Although the database software “SAP HANA” is characterized by “super” high-speed data processing by in-memory technology, SAP assumes that the feature is not limited to it. It is said that it is due to the design concept itself, and produces advantages that other companies do not have. High-speed processing by in-memory technology is the major feature provided by SAP HANA.
Secondary Effects Brought by HANA Column Store
Column stores are often used for vector processing that processes elements of vectors (arrays) in a large number of repetitive calculations compared with low stores, and compression is often taken advantage of, but from the architectural point of views effects to look at.
Structure that Does Not Cause Data Fragmentation
Oracle database stores data in fixed size data blocks (hereinafter referred to as “blocks”) in units of tablespaces. Storing, updating, and deleting variable-length data in fixed-length blocks causes various problems. For example, when trying to update data beyond the free space in a block, one record cannot be stored in the same block. Also, if the length of one record initially occurs, the block length, “row chaining” occurs where data is stored across two or more blocks (will move the data to another block, leaving the pointer in the original block.

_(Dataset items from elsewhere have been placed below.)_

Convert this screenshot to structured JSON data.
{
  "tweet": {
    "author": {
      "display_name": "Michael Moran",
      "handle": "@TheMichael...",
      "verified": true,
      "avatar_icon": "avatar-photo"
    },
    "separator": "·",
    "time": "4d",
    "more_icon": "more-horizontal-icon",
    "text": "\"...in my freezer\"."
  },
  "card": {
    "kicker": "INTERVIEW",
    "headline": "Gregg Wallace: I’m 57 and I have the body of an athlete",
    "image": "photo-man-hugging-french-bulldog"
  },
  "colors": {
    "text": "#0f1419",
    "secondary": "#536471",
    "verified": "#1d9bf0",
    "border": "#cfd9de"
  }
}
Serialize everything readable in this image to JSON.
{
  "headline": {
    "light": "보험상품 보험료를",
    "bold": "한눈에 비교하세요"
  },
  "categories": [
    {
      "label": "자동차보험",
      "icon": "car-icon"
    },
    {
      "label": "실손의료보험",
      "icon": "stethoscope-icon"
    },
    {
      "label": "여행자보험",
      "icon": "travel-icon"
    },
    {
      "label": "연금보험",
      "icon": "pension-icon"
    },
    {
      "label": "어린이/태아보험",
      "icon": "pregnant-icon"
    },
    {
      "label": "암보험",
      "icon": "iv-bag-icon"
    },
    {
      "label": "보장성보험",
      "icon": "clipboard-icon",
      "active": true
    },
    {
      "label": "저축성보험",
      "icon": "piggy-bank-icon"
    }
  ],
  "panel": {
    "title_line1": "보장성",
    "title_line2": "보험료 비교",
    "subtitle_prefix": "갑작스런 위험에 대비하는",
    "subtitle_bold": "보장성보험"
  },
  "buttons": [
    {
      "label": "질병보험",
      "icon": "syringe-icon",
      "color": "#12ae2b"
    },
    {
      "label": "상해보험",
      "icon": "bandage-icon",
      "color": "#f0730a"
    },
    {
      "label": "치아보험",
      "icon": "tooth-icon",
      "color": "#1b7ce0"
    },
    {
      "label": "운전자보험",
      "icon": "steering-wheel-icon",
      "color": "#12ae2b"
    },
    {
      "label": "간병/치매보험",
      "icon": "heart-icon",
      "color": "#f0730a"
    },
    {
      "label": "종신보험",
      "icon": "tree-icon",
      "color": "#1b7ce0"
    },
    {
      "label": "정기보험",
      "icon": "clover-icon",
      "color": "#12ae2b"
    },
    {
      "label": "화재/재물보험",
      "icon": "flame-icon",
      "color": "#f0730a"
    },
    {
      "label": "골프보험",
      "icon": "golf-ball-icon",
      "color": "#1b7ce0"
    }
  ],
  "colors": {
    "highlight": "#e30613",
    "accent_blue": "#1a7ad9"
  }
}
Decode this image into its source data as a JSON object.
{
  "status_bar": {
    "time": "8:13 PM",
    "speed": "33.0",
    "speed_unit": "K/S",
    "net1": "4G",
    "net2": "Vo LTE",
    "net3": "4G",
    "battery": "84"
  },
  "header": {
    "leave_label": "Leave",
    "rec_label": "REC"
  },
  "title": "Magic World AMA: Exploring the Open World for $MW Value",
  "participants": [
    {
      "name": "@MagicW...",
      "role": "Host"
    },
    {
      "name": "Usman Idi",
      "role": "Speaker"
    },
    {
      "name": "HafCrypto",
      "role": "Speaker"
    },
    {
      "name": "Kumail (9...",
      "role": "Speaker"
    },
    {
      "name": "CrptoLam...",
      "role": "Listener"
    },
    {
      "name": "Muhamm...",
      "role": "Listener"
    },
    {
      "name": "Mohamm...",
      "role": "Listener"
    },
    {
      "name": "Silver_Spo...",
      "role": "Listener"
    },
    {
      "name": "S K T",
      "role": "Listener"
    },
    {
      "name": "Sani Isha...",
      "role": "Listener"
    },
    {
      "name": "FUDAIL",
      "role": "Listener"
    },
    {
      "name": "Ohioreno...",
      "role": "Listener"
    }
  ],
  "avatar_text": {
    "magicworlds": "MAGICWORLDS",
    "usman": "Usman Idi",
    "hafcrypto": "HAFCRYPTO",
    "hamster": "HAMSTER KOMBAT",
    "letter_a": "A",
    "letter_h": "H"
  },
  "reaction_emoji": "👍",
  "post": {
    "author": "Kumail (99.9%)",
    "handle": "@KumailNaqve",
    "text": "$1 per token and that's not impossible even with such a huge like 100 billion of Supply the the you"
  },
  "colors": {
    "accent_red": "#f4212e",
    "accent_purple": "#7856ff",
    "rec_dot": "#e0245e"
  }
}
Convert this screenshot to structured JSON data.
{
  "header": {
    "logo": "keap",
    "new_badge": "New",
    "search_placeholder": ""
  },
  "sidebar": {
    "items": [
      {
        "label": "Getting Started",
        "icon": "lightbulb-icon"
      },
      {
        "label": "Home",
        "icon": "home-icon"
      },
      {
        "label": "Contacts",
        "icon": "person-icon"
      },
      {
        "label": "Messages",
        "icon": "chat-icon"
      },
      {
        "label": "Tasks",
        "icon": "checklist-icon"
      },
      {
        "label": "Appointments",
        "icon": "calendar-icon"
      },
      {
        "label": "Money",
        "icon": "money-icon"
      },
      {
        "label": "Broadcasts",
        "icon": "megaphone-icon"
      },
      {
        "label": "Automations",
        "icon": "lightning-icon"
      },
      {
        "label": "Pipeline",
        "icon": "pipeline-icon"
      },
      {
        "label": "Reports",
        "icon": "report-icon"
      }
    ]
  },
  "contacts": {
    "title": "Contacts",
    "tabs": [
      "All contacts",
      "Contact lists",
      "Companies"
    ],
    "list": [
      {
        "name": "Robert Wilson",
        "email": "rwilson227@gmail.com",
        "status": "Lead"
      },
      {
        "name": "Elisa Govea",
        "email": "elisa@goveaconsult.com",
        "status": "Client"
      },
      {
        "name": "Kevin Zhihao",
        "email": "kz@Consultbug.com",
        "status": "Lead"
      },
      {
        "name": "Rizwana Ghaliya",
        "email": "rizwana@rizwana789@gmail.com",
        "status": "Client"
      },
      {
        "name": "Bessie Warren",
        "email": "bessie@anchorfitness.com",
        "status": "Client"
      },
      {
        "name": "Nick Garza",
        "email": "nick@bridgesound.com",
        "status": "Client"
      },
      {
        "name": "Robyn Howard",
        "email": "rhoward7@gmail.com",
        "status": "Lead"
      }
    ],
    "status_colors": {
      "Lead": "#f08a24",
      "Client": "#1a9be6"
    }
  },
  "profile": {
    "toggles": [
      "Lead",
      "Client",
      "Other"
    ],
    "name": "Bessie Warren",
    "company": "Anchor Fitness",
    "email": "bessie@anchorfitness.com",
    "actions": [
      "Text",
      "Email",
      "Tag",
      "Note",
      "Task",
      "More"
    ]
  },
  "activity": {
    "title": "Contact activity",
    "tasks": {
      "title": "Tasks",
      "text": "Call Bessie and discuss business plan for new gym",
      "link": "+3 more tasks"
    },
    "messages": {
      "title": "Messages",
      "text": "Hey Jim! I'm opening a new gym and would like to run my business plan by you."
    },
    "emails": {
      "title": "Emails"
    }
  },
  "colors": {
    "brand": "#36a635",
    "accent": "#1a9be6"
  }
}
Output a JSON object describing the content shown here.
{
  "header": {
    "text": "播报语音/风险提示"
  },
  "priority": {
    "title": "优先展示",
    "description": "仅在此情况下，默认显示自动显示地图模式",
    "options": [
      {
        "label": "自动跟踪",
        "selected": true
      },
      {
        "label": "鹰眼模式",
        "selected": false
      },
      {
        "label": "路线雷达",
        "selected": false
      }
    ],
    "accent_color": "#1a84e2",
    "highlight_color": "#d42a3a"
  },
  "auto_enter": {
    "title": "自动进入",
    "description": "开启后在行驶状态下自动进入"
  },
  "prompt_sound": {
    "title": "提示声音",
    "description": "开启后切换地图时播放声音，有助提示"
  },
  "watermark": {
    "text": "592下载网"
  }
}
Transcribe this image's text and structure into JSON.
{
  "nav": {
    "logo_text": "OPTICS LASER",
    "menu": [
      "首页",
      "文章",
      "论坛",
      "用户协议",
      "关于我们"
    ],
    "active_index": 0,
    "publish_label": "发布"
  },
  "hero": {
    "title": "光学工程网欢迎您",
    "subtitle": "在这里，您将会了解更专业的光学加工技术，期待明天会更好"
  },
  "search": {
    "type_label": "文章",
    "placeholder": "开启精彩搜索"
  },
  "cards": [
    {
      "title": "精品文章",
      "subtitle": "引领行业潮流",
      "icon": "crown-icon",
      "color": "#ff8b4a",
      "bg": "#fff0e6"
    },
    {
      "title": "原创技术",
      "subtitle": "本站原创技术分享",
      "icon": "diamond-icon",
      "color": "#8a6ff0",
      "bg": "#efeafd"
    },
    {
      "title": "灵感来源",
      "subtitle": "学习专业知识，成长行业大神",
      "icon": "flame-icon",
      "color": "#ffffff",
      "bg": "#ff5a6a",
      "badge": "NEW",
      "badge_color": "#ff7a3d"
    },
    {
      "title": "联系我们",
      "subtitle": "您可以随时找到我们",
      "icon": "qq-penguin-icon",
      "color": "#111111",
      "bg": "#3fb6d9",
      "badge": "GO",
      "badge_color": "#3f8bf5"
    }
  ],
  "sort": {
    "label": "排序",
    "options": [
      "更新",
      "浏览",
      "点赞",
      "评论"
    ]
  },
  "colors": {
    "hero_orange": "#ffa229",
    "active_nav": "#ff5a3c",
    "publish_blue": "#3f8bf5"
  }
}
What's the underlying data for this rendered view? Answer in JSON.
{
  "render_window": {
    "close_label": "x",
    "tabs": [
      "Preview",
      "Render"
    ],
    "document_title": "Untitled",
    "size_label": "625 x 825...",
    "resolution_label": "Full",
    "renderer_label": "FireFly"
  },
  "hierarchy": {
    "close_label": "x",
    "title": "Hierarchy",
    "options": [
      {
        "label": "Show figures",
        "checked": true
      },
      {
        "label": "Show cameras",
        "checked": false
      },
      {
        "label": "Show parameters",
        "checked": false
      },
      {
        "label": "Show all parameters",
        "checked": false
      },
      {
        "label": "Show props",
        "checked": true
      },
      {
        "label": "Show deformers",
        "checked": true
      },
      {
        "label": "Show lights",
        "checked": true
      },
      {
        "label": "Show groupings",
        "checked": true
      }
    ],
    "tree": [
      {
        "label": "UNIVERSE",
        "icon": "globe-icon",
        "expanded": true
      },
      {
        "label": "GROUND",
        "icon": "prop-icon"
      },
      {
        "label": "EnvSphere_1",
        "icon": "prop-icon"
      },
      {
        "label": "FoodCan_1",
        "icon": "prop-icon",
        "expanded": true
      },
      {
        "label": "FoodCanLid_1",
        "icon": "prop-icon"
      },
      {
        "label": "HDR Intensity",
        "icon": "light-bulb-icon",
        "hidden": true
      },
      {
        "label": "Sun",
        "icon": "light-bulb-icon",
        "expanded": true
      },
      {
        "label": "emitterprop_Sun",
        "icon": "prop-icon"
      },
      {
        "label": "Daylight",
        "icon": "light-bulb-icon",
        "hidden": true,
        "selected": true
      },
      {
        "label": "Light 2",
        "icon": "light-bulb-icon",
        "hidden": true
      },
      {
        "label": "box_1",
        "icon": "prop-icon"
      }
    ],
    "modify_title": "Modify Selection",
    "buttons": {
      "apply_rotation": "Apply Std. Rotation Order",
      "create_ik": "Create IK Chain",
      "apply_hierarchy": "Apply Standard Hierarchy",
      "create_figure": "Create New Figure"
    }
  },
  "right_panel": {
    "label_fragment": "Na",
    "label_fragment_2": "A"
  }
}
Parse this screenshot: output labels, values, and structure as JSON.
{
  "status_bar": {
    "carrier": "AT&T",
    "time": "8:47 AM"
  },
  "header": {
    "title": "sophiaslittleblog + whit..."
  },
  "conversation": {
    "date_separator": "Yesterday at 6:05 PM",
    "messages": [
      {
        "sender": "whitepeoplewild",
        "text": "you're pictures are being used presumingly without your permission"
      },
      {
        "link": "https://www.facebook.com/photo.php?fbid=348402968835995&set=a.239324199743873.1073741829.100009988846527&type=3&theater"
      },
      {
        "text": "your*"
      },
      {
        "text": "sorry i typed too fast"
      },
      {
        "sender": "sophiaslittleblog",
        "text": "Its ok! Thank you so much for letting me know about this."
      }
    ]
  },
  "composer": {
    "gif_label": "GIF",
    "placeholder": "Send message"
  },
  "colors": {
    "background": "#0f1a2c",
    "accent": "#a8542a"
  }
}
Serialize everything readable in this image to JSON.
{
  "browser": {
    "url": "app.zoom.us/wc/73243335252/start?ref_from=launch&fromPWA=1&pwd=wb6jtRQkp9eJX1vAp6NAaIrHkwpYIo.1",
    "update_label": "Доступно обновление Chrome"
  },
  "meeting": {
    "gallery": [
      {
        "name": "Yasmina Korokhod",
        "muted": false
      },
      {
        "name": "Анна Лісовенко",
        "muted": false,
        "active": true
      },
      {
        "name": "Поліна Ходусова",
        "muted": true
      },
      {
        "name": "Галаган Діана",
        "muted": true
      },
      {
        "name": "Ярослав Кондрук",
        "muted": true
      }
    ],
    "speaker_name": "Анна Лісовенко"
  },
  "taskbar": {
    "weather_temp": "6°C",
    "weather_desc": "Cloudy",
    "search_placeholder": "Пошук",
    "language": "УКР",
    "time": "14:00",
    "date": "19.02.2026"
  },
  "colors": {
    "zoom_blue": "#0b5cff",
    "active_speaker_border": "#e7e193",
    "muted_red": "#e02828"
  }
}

Alternative, if data is deleted row by row with the delete statement, reusable free space occurs in the block, but if the record length to be stored in the subsequent INSERT statement exceeds the free space, small unused space fragments will be damaged (segment level fragmentation).
On the other hand, SAP HANA’s column store has no mechanism to store row data in data blocks, so there is no room for fragmentation to occur in Oracle databases etc. Also, Delta Merge, a very important function of SAP HANA introduced in the second series, properly sorts and compresses data in main storage, maintaining the optimal data structure for reading. Therefore, in this respect SAP HANA can be said to be a database that is less aged than a low store database.
Clustering Factor and Irrelevant Index
As introduced in the 4th series , SAP HANA (main storage) value arrays can be searched at high speed by binary search without creating an index. That is, it has the same effect as indexing all columns in a low-store database (although the value ID array needs an index to avoid a full scan). However, since tables and indexes exist as separate objects in a low-store database, even if you create indexes on all columns, there is no guarantee that they will be the best indexes.
The performance is good if the actual table data are gathered in the same block for multiple rowids obtained in the INDEX RANGE SCAN, and the performance is degraded if they are distributed in separate blocks.
Because the clustering factor (CF: CLUSTERING FACTOR), which indicates the degree of data concentration dispersion, depends on the data storage situation, the index CF for keys that increase over time is generally good, and it is worse for indexes that do not. This is the fate of a low store where data is stored as a raw image, and if you try to improve the CF of a certain column, it is necessary to re-store the entire data in the order of the corresponding key.
In the case of the HANA column store, the data is independent for each column, so the index necessary for speeding up value ID array search or non-unique key search does not have the concept of CF in the first place. This means you can create the best index for any column. The only in-memory-specific HANA is three times faster than the Oracle Database 12c in-memory option.